Um dos mais lamentáveis delitos sociais do passado recente foi a terceirização de serviços públicos, incluídos os da segurança, agravado durante o governo neoliberal do Sr. Fernando Henrique Cardoso. Os trabalhadores são tratados como se fossem “escravos de ganho”, do Império, que eram alugados pelos seus senhores. Tal como os escravocratas do segundo reinado, esses nouveaux riches, muitos deles com mandatos parlamentares, reúnem seus esforços contra a decisão de Lula de acabar com esse sistema odioso de exploração do trabalho.

É isso que faz a aliança de setores das elites com uma parcela alienada da classe média, que se informa pela televisão, entrega sua emoção às telenovelas e sua formação a porta-vozes do pensamento conservador, aos quais se abrem muitos dos principais meios de comunicação, no seu desesperado empenho contra Lula. Não lhes importa que a política econômica venha tendo êxito que os beneficia.

Eles não têm um projeto positivo para a nação, mas um projeto negativo, um projeto de classe. Eles esperavam, de alguma forma, que, no poder, Lula se comportasse como um cooptado, como se têm comportado muitos dos que se proclamaram esquerdistas no passado, entre eles Fernando Henrique Cardoso.
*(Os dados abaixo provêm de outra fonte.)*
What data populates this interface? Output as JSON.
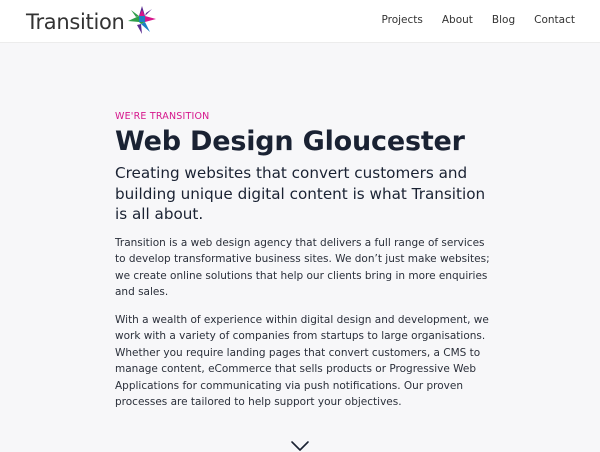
{
  "header": {
    "logo_text": "Transition",
    "nav": [
      "Projects",
      "About",
      "Blog",
      "Contact"
    ]
  },
  "main": {
    "eyebrow": "WE'RE TRANSITION",
    "title": "Web Design Gloucester",
    "lead": "Creating websites that convert customers and building unique digital content is what Transition is all about.",
    "paragraphs": [
      "Transition is a web design agency that delivers a full range of services to develop transformative business sites. We don’t just make websites; we create online solutions that help our clients bring in more enquiries and sales.",
      "With a wealth of experience within digital design and development, we work with a variety of companies from startups to large organisations. Whether you require landing pages that convert customers, a CMS to manage content, eCommerce that sells products or Progressive Web Applications for communicating via push notifications. Our proven processes are tailored to help support your objectives."
    ]
  },
  "icons": {
    "logo_mark": "transition-star-logo",
    "scroll": "chevron-down-icon"
  },
  "colors": {
    "accent": "#d6168c",
    "heading": "#1a2233",
    "background": "#f7f7f9",
    "logo_green": "#2e9e4a",
    "logo_purple": "#5a2d91",
    "logo_pink": "#d6168c",
    "logo_blue": "#1b7fc4"
  }
}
Lula, com habilidade e a intuição dos que não renegam sua classe, manteve-se no compromisso com a maioria do povo brasileiro. Sim, houve corrupção e é lamentável que tenha havido, embora comprometendo uma ínfima parcela de petistas e cifras modestas (quando comparadas com as envolvidas nos escândalos anteriores, como os das privatizações). Mas ninguém fala mais na compra dos votos para a aprovação da emenda da reeleição de Fernando Henrique.
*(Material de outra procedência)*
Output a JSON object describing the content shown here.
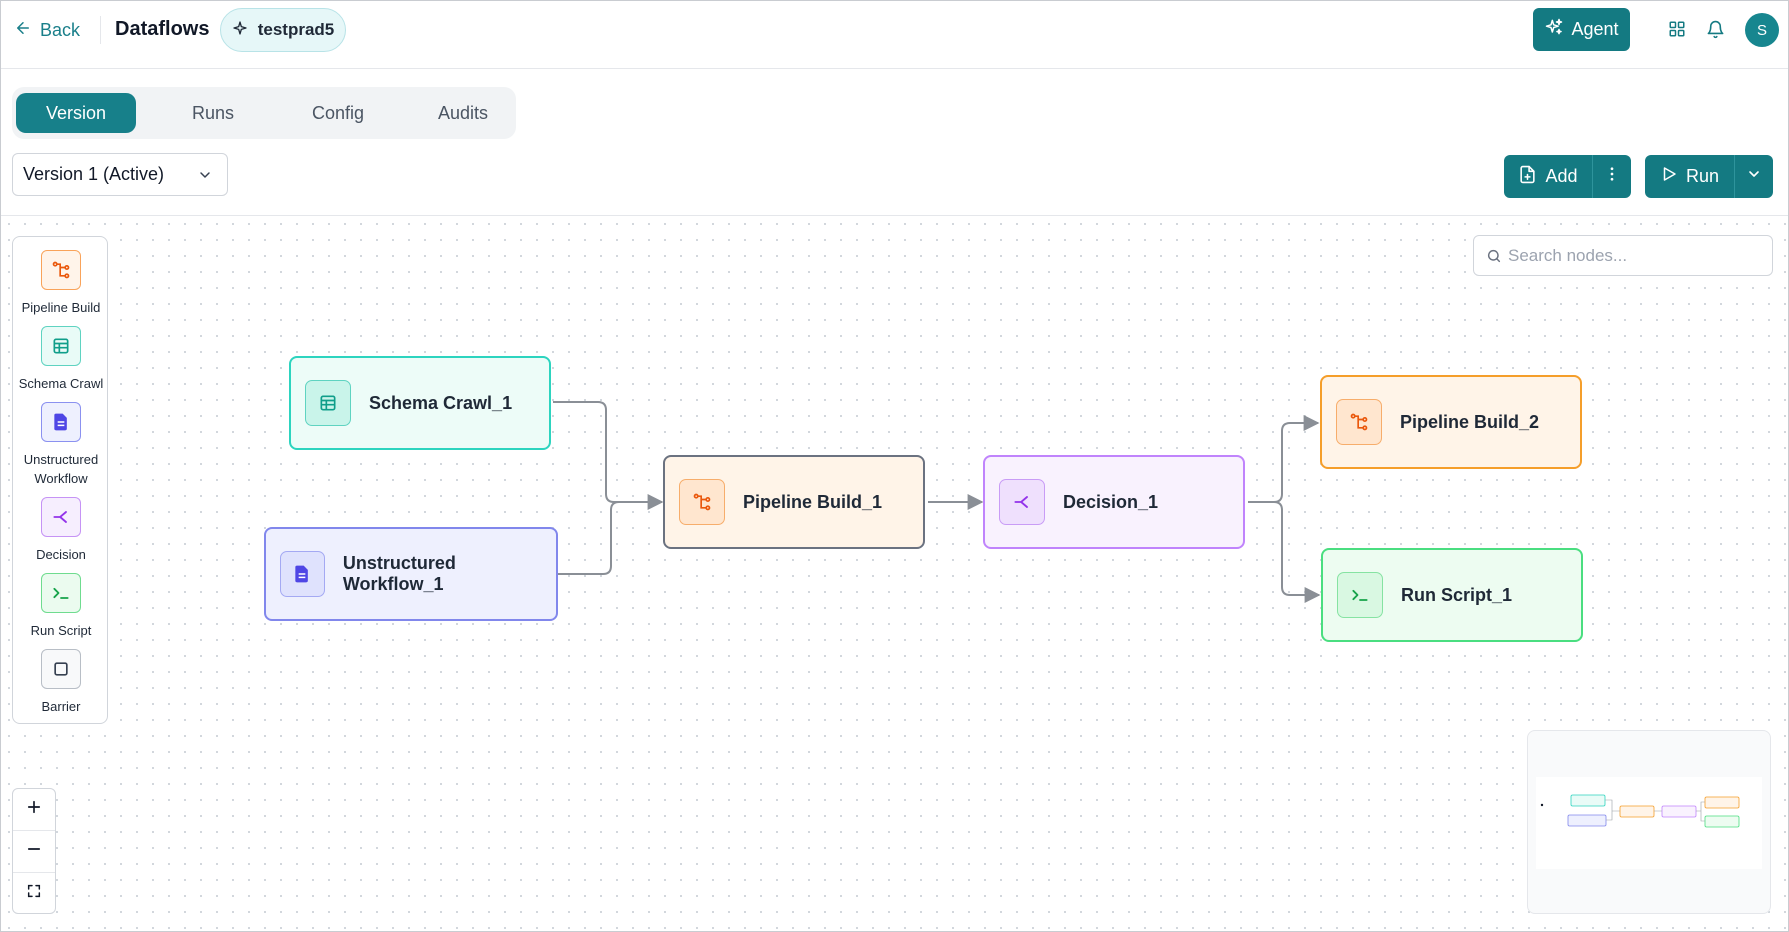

Tampouco se fala mais na Daslu, com suas empresas fantasmas, intransigentemente defendida pelo Sr. Geraldo Alckmin, quando a Polícia Federal e os fiscais da Receita invadiram aquele templo de ostentação e humilhação aos pobres brasileiros, para ali colher provas de contrabando e sonegação tributária. Ninguém fala tampouco no rombo monumental que o ex-governador Geraldo Alckmin deixou nas contas públicas, o que transgride a famosa Lei de Responsabilidade Fiscal criada pelos próprios tucanos, e está levando o honrado governador Cláudio Lembo a esforços consideráveis para não se tornar réu de uma transgressão de seu antecessor. Mas os adversários de Lula e do povo são os senhores do poder econômico e controlam a maioria dos meios de comunicação.
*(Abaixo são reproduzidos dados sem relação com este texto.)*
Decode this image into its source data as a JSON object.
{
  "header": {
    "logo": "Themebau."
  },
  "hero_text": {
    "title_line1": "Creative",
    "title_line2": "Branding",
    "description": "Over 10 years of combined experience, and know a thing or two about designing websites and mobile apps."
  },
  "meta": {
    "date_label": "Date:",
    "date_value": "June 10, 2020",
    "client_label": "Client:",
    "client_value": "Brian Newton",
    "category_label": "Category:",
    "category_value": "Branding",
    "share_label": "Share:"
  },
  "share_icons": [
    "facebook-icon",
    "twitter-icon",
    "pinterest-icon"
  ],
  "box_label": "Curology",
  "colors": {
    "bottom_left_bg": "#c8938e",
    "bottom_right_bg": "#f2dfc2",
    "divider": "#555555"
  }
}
Os eleitores tiveram a sua consciência esmagada pelos interessados em que o povo permaneça ignorante, oferecendo a sua mão de obra barata aos donos do poder, como os antigos servos da gleba se apresentavam aos barões da terra com a corda no pescoço. Mas, se todas essas coisas fossem conhecidas, e levassem o povo a pensar com calma, a vitória de Lula já estaria assegurada domingo.


Mauro Santayana é colunista político do Jornal do Brasil, diário de que foi correspondente na Europa (1968 a 1973). Foi redator-secretário da Ultima Hora (1959), e trabalhou nos principais jornais brasileiros, entre eles, a Folha de S. Paulo (1976-82), de que foi colunista político e correspondente na Península Ibérica e na África do Norte.